Now to the wheels: with 28 radial black spokes on the front and 32 at the back, they sure look the part. Unfortunately, their performance didn’t quite match expectations. After four hours of riding half a dozen spokes in the front wheel had lost nearly all their tension. Fortunately we always prepare for the worst and we had a spoke key handy. The problem was temporarily resolved at the side of the road and we gave the wheel a proper seeing-to once back home. Within a further four or five hours of riding however, the problem had returned and by now the back wheel had decided to join in the fun. Further re-tensioning ensued and the wheels rode well for a couple of weeks before we looked at them again.
There is nothing wrong with the components used to build these wheels – they’re all quality parts from reputable manufacturers.

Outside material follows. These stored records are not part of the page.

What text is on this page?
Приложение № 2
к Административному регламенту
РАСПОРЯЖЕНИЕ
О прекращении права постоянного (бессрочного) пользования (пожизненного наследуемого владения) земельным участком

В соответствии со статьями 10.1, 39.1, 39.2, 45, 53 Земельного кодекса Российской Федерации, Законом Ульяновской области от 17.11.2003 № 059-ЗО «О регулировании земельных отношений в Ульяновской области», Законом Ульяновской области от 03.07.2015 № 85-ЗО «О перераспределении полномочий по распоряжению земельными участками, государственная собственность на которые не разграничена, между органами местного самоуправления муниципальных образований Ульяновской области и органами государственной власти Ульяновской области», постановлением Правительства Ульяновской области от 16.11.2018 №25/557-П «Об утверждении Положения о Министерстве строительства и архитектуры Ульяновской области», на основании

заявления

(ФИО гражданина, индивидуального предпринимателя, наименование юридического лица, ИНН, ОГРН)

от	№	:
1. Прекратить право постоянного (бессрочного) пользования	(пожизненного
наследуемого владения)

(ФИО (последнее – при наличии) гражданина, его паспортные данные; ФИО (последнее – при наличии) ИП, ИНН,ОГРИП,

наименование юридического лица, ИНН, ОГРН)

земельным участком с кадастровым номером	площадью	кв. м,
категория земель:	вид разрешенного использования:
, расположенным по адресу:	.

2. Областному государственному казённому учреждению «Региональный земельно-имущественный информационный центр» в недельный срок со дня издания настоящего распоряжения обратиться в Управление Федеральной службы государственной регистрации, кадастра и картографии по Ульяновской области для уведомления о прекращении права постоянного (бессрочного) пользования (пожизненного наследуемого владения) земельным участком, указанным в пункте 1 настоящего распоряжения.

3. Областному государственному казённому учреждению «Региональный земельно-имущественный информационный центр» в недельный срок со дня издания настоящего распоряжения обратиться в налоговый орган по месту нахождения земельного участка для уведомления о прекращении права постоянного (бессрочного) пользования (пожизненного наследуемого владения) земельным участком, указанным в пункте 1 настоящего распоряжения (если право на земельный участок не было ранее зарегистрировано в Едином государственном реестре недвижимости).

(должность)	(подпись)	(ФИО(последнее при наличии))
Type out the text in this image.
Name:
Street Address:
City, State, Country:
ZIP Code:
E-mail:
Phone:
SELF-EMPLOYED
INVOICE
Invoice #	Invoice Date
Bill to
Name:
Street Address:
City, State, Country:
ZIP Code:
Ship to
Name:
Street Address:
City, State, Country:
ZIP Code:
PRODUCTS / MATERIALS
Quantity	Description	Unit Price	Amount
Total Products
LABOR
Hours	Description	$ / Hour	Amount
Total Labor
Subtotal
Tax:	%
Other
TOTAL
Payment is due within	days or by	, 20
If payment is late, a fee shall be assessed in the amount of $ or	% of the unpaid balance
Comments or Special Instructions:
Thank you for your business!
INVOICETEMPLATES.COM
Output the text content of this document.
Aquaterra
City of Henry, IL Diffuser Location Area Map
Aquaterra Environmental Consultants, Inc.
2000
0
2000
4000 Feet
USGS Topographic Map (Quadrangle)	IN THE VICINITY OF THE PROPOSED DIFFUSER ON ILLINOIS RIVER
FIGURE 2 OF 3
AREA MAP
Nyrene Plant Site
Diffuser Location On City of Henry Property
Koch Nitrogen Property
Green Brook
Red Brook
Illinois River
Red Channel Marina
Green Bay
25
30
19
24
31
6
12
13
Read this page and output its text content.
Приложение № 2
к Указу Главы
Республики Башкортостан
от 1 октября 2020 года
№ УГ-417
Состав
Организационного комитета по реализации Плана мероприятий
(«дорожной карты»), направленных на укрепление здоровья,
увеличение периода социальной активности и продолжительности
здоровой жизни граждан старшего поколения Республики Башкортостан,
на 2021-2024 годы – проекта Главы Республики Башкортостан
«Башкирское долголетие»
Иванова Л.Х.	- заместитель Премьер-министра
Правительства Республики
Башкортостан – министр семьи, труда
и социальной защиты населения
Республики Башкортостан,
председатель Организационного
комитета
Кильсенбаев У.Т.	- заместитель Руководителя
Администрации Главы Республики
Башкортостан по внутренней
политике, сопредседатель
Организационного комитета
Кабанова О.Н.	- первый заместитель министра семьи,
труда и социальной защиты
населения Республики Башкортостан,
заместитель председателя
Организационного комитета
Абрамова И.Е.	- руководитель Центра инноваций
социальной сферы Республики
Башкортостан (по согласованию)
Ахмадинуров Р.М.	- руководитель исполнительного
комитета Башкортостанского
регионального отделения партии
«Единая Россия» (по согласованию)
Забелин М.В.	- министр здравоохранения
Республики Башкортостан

The problems came about because the wheels were poorly built. If we were considering buying this bike we would get the shop’s wheel builder to make sure these wheels were properly tensioned before we left the shop. It’s a five-minute job that would have prevented our little problem from arising in the first instance.
It’s a mystery why manufacturers insist on putting radially spoked front wheels on mid-range bikes. At this price range, customers want performance but above all they demand reliability. Radially spoked front wheels provide neither improved performance nor reliability; the only advantage we can see is that they look the business in brochures.
The tyres on the Allez Sport were Specialized’s own brand Mondo Sports. Specialized tyres have a very good reputation amongst roadies and with good reason: after two and a half months of riding we hadn’t had any punctures at all. Towards the end of December the tyres began to puncture more often, mostly because their grippy compound picked up flints on the wet roads. Still, two and a half months of puncture free riding is good by our standards and when the tyres did eventually puncture, they were easy to get on and off, even with cold hands.